Si les remaniements de Fidelio avaient pour finalité de resserrer le nœud de l'intrigue, l'opéra de Beethoven élargit les formes traditionnelles des récitatifs, airs, et ensembles pour constituer des scènes aux dimensions plus conséquentes. Fidelio se distancie considérablement de la structure dramatique de la Léonore de Gaveaux en faisant évoluer les structures simples d'airs et de duos vers des ensembles plus larges, y compris dans les révisions du livret de Sonnleithner par von Breuning et Treitschke. L'exemple le plus flagrant en est la succession du duo « Jetzt Schätzen », du trio « Ein Mann ist bald genommen » et du quatuor « Mir ist so wunderbar » situés au début de l'acte I, alors que cette gradation d'ensemble arrive généralement à un moment plus avancé dans l'opéra, à savoir lorsque le drame est déjà noué (différents sentiments et intérêts des personnages).

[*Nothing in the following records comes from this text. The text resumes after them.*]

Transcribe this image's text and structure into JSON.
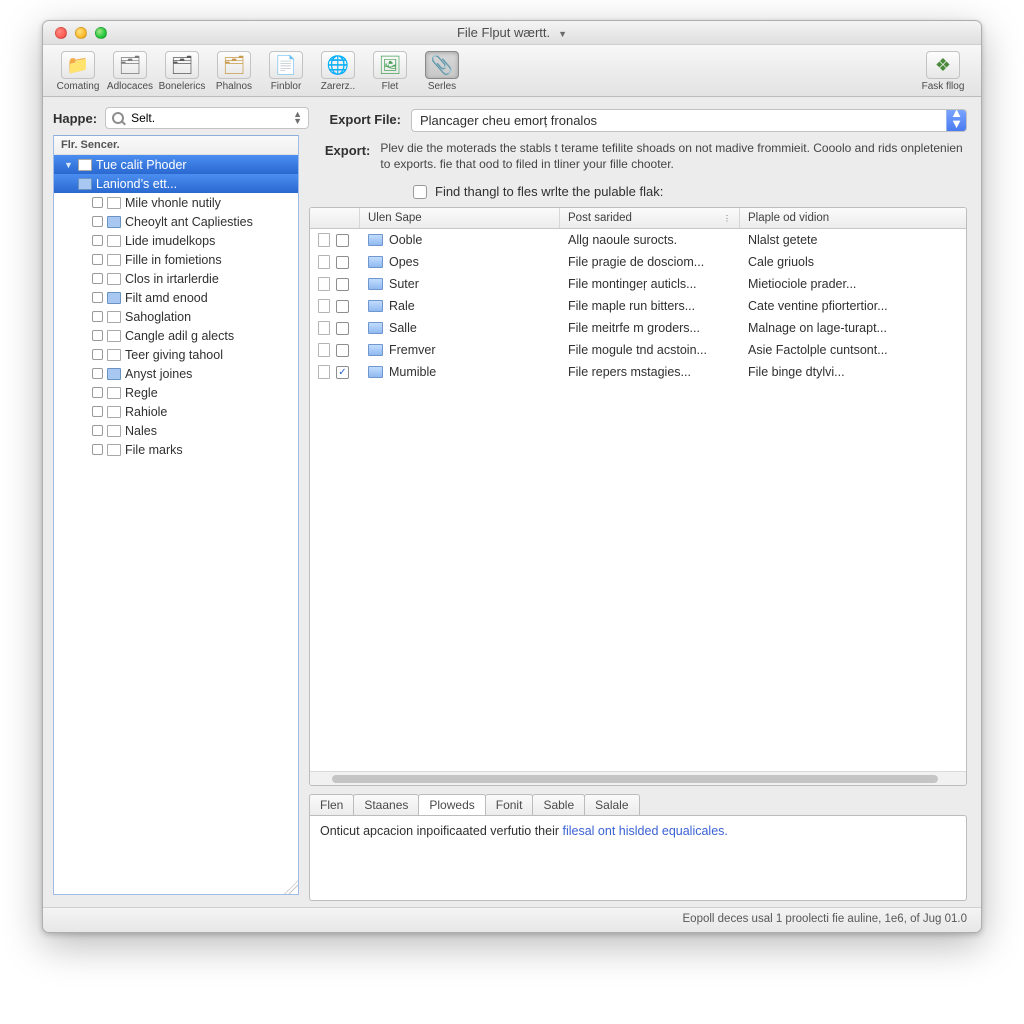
{
  "window": {
    "title": "File Flput wærtt."
  },
  "toolbar": {
    "items": [
      {
        "label": "Comating",
        "icon": "📁",
        "color": "#6aa8ef"
      },
      {
        "label": "Adlocaces",
        "icon": "🗂",
        "color": "#7a7a7a"
      },
      {
        "label": "Bonelerics",
        "icon": "🗂",
        "color": "#5a5a5a"
      },
      {
        "label": "Phalnos",
        "icon": "🗂",
        "color": "#c79b4a"
      },
      {
        "label": "Finblor",
        "icon": "📄",
        "color": "#5aa2e6"
      },
      {
        "label": "Zarerz..",
        "icon": "🌐",
        "color": "#7a88b5"
      },
      {
        "label": "Flet",
        "icon": "🖼",
        "color": "#4aa35a"
      },
      {
        "label": "Serles",
        "icon": "📎",
        "color": "#9a9a9a",
        "selected": true
      }
    ],
    "right": {
      "label": "Fask fllog",
      "icon": "❖",
      "color": "#4a8a3a"
    }
  },
  "sidebar": {
    "search_label": "Happe:",
    "search_value": "Selt.",
    "header": "Flr. Sencer.",
    "nodes": [
      {
        "depth": 0,
        "label": "Tue calit Phoder",
        "sel": true,
        "disc": "▼",
        "icon": "file"
      },
      {
        "depth": 0,
        "label": "Laniond’s ett...",
        "sel": true,
        "disc": "",
        "icon": "fold"
      },
      {
        "depth": 1,
        "label": "Mile vhonle nutily",
        "icon": "file",
        "chk": true
      },
      {
        "depth": 1,
        "label": "Cheoylt ant Capliesties",
        "icon": "fold",
        "chk": true
      },
      {
        "depth": 1,
        "label": "Lide imudelkops",
        "icon": "file",
        "chk": true
      },
      {
        "depth": 1,
        "label": "Fille in fomietions",
        "icon": "file",
        "chk": true
      },
      {
        "depth": 1,
        "label": "Clos in irtarlerdie",
        "icon": "file",
        "chk": true
      },
      {
        "depth": 1,
        "label": "Filt amd enood",
        "icon": "fold",
        "chk": true
      },
      {
        "depth": 1,
        "label": "Sahoglation",
        "icon": "file",
        "chk": true
      },
      {
        "depth": 1,
        "label": "Cangle adil g alects",
        "icon": "file",
        "chk": true
      },
      {
        "depth": 1,
        "label": "Teer giving tahool",
        "icon": "file",
        "chk": true
      },
      {
        "depth": 1,
        "label": "Anyst joines",
        "icon": "fold",
        "chk": true
      },
      {
        "depth": 1,
        "label": "Regle",
        "icon": "file",
        "chk": true
      },
      {
        "depth": 1,
        "label": "Rahiole",
        "icon": "file",
        "chk": true
      },
      {
        "depth": 1,
        "label": "Nales",
        "icon": "file",
        "chk": true
      },
      {
        "depth": 1,
        "label": "File marks",
        "icon": "file",
        "chk": true
      }
    ]
  },
  "form": {
    "export_file_label": "Export File:",
    "export_file_value": "Plancager cheu emorț fronalos",
    "export_label": "Export:",
    "export_desc": "Plev die the moterads the stabls t terame tefilite shoads on not madive frommieit. Cooolo and rids onpletenien to exports. fie that ood to filed in tliner your fille chooter.",
    "checkbox_label": "Find thangl to fles wrlte the pulable flak:"
  },
  "table": {
    "headers": {
      "c0": "",
      "c1": "Ulen Sape",
      "c2": "Post sarided",
      "c3": "Plaple od vidion"
    },
    "rows": [
      {
        "chk": false,
        "name": "Ooble",
        "c2": "Allg naoule surocts.",
        "c3": "Nlalst getete"
      },
      {
        "chk": false,
        "name": "Opes",
        "c2": "File pragie de dosciom...",
        "c3": "Cale griuols"
      },
      {
        "chk": false,
        "name": "Suter",
        "c2": "File montingeŗ auticls...",
        "c3": "Mietiociole prader..."
      },
      {
        "chk": false,
        "name": "Rale",
        "c2": "File maple run bitters...",
        "c3": "Cate ventine pfiortertior..."
      },
      {
        "chk": false,
        "name": "Salle",
        "c2": "File meitrfe m groders...",
        "c3": "Malnage on lage-turapt..."
      },
      {
        "chk": false,
        "name": "Fremver",
        "c2": "File mogule tnd acstoin...",
        "c3": "Asie Factolple cuntsont..."
      },
      {
        "chk": true,
        "name": "Mumible",
        "c2": "File repers mstagies...",
        "c3": "File binge dtylvi..."
      }
    ]
  },
  "tabs": {
    "items": [
      "Flen",
      "Staanes",
      "Ploweds",
      "Fonit",
      "Sable",
      "Salale"
    ],
    "active_index": 2,
    "detail_plain": "Onticut apcacion inpoificaated verfutio their ",
    "detail_link": "filesal ont hislded equalicales."
  },
  "status": "Eopoll deces usal 1 proolecti fie auline, 1e6, of Jug 01.0"
}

Par rapport à la structure de l'opéra français d'origine (qui était fidèle aux conventions opératiques de l'époque), Beethoven a rallongé le duo initial entre Jaquino et Marzelline pour faire intervenir plus tôt Rocco et surtout Fidelio, dont l'identité et les intentions ne sont pas encore connues. Fidelio s'éloigne ainsi des conventions représentées par l'opéra et le livret d'origine.

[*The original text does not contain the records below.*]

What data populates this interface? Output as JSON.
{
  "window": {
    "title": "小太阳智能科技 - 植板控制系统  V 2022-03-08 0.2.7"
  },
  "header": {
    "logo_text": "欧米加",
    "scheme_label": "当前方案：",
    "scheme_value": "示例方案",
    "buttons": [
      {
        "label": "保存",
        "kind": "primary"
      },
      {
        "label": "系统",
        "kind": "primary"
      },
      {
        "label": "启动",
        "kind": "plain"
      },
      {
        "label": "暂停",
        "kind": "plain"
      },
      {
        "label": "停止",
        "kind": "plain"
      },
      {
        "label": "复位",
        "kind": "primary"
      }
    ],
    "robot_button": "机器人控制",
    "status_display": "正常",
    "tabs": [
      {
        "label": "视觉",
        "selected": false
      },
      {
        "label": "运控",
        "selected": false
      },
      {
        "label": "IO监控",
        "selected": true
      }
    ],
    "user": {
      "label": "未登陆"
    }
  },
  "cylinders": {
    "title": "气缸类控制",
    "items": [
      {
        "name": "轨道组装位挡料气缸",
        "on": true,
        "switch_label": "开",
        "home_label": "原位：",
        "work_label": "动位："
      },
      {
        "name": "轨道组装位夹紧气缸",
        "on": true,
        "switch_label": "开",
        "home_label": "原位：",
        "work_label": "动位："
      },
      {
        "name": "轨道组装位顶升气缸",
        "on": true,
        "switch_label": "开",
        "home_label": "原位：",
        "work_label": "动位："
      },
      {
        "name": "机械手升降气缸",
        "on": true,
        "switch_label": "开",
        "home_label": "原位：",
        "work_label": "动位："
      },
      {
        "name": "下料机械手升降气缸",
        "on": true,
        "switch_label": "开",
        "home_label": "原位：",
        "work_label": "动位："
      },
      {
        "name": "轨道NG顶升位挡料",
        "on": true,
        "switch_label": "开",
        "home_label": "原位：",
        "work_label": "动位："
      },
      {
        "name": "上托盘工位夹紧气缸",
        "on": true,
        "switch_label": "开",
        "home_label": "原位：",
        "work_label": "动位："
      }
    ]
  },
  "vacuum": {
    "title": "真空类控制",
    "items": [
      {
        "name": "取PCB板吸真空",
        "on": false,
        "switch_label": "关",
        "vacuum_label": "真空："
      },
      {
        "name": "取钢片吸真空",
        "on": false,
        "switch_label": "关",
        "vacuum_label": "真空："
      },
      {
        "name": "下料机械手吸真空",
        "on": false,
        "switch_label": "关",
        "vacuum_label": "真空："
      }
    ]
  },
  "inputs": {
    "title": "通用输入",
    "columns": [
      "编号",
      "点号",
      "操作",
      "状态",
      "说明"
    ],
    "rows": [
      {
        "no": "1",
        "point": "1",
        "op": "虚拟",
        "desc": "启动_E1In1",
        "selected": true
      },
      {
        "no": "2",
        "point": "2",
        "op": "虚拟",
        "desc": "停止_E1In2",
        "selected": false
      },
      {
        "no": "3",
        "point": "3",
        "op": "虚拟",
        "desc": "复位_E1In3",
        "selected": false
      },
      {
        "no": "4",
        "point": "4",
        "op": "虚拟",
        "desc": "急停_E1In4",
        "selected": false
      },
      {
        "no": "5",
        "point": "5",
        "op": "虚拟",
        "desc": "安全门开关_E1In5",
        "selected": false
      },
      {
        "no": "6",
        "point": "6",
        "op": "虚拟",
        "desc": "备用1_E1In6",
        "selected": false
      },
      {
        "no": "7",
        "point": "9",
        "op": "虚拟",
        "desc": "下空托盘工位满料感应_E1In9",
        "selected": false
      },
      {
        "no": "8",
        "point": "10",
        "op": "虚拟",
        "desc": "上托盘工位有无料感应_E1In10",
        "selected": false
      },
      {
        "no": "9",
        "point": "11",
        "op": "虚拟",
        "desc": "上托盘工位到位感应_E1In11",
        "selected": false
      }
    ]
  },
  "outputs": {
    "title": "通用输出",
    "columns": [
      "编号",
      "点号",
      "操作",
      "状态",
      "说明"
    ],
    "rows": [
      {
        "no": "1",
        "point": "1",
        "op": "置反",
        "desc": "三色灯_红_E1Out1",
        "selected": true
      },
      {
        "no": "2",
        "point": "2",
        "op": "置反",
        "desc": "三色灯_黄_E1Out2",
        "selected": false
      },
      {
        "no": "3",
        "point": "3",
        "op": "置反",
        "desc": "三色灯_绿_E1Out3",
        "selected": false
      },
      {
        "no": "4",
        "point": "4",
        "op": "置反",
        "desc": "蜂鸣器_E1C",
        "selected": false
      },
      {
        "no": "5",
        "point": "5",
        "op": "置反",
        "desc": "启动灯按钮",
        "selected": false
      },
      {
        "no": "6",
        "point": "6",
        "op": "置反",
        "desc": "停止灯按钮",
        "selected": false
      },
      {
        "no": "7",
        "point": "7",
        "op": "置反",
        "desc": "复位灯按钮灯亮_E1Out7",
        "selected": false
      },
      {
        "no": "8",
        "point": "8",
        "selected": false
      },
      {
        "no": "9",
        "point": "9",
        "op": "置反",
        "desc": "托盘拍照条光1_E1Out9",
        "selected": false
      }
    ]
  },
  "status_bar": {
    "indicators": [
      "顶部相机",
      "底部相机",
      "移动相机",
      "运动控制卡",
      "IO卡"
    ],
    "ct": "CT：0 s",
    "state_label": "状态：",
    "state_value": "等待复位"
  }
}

Malgré ce paradoxe entre une macro-structure dramatique condensée sur l'ensemble de l'opéra et une micro-structure rallongée au niveau de chaque scène, Fidelio est rentré dans le répertoire et figure comme une des œuvres marquantes dans l'histoire de l'opéra romantique allemand grâce à un traitement harmonique et orchestral novateur. Celui-ci est particulièrement manifeste pour mettre en valeur les deux principaux personnages, comme dans les récitatifs accompagnés et l'orchestration dans les airs de Léonore (« Ach brich noch nicht ... Komm, Hoffnung », acte I) et de Florestan (« Gott ! Welch Dunkel hier … In des Lebens Frühlingstagen », acte II). Bien plus qu'un simple accompagnateur ou soutien vocal, l'orchestre beethovénien anticipe et porte l'expression des personnages à leur paroxysme en intégrant dans le domaine de l'opéra les innovations instrumentales et les couleurs harmoniques modernes du domaine symphonique. Enfin, les quatre ouvertures composées pour cet unique opéra (celles de Léonore I, Léonore II et Fidelio, plus celle composée spécialement pour la représentation à Prague en 1807) témoignent du souci constant de Beethoven pour renouveler l'écriture orchestrale dans une perspective dramatique dès le début de l'opéra. Fidelio est ainsi considéré comme un héritier et un continuateur des opéras de Mozart et préfigure l'émergence d'un genre opératique allemand au cours du XIXe siècle grâce à ses thèmes porteurs des idéaux romantiques.